What fear is actually doing to your ability to start a business (and how to move through it)
- Fear of embarrassment is really fear of exposure
When you say you’re afraid of failure…
what you often mean is you’re afraid of failing publicly.
That people will see it.
That they’ll remember it.
That it will define you.
But here’s what’s actually happening in real life:
- Most people are not paying nearly as much attention as you think
- The few who do notice are usually curious or impressed
- The ones who judge… were never going to support you anyway
You are imagining an audience that doesn’t really exist.
And that imagined audience is controlling your behavior.
That’s a bad deal.
- Confidence doesn’t come first. It comes from preparation.
This is where starting smart matters.
Most advice out there is “Just start!” “Post on social media everyday and build a following!” “Build in public!”
None of that gives confidence or helps you start a real business. If anything it just amplifies the anxiety and burns you out quick when it doesn’t work. (And it doesn’t really work in my experience)
But when you’ve taken the time to learn how to start a business, you will have
- Thought through your idea
- Identified who it helps
- Pressure tested whether someone would actually pay
…you’re not just guessing anymore.
You have something real to stand on.
That doesn’t eliminate fear completely.
But it makes it manageable.
- Promotion is not optional
If this part makes you uncomfortable, good. We need to address it.
You cannot build a business if you are unwilling to talk about what you do.
People don’t magically discover you.
You have to:
- Say what you do
- Say who you help
- Say why it matters
Over and over again.
I know a chiropractor who wears a branded shirt to his kids’ school events.
That’s not random.
That’s intentional visibility.
He understands something most beginners don’t…
If you are not willing to be seen, you are not ready to grow.
- You’re probably wrong about what people think
This one stings a little.
Because we tend to assume the worst.
We imagine:
“They’re going to think I’m naive.”
“They’re going to think this is a bad idea.”
“They’re going to think I’m wasting my time.”
In reality…
A lot of people are thinking:
“I wish I had the guts to try something like that.”
They are stuck in jobs they don’t enjoy.
They have ideas they’ve never acted on.
They are watching you do something they haven’t been willing to do.
You are not the one who should feel embarrassed.
- Yes, you might fail… and that’s still a win
Let’s not pretend failure isn’t possible.
It is.
But if you:
- Start with some structure
- Learn the fundamentals
- Test before you go all in
…your odds improve dramatically.
And even if it doesn’t work the first time…
You come out with:
- Real experience
- A better understanding of customers
- Skills you didn’t have before
That’s not wasted effort. That’s progress.

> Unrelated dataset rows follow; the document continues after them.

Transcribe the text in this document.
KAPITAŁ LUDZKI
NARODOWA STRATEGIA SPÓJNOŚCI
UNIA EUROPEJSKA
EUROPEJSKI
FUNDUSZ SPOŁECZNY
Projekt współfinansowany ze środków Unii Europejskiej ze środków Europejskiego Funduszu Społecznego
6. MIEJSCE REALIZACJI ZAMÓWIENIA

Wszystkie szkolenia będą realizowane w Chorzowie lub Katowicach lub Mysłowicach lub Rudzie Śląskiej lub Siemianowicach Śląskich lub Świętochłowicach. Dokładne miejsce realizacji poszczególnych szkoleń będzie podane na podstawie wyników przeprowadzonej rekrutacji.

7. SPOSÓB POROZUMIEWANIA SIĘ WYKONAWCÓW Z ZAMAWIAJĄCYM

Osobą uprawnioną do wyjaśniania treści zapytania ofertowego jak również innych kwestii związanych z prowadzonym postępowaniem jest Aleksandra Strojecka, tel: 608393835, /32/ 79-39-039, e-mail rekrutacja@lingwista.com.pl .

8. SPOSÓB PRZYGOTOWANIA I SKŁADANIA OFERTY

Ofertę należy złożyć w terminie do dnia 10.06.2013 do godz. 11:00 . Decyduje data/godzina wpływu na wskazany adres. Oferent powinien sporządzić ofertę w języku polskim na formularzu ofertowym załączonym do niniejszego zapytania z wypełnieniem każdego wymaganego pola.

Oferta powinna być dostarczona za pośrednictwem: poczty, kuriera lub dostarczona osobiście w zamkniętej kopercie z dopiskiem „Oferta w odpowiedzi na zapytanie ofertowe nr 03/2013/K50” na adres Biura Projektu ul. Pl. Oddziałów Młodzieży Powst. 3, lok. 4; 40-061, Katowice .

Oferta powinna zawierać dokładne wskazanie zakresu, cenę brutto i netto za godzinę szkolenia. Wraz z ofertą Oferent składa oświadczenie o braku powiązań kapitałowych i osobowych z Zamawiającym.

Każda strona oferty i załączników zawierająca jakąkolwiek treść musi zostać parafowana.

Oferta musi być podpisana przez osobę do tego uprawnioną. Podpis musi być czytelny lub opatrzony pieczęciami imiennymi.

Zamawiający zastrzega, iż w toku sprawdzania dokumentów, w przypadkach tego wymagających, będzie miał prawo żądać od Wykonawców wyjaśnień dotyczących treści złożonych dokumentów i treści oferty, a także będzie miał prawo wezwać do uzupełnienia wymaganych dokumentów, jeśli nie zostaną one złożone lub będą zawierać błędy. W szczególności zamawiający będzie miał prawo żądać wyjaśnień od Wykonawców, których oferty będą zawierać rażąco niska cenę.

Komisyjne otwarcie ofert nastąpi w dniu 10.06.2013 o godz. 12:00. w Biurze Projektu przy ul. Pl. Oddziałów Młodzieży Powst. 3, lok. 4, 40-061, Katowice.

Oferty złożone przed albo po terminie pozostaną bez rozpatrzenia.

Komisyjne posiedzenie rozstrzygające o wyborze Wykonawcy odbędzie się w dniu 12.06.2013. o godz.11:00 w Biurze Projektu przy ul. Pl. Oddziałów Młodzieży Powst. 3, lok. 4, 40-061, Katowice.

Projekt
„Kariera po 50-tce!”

The only guaranteed way to lose is to never start.
Weekend Exercise
This is where we turn this from a mindset issue into action.
Step 1: Write a simple one-sentence description of your business idea
Use this format:
“I want to help [type of person] solve [specific problem] by [your approach].”
Don’t overthink it. Just get something on paper.
Step 2: Tell 3 real people
Not anonymously. Not online first.
Tell:
- A friend
- A family member
- A coworker
Your goal is not approval.
Your goal is exposure.
Pay attention to their reaction and questions.
Step 3: Share it once publicly (optional but powerful)
If you’re ready…
Post a simple version of your idea:
- What you’re thinking about starting
- Who it’s for
- Why you’re interested in it
No pitch. No pressure. Just clarity.
Step 4: Reflect (this is the important part)
Ask yourself:
- What actually happened vs what I expected to happen?
- Was the fear accurate?
- What did I learn from the conversations?
You don’t get past this fear by thinking your way through it.
You get past it by walking straight into it… in a controlled way.
Start small. Stay consistent.
That’s how you get to the other side.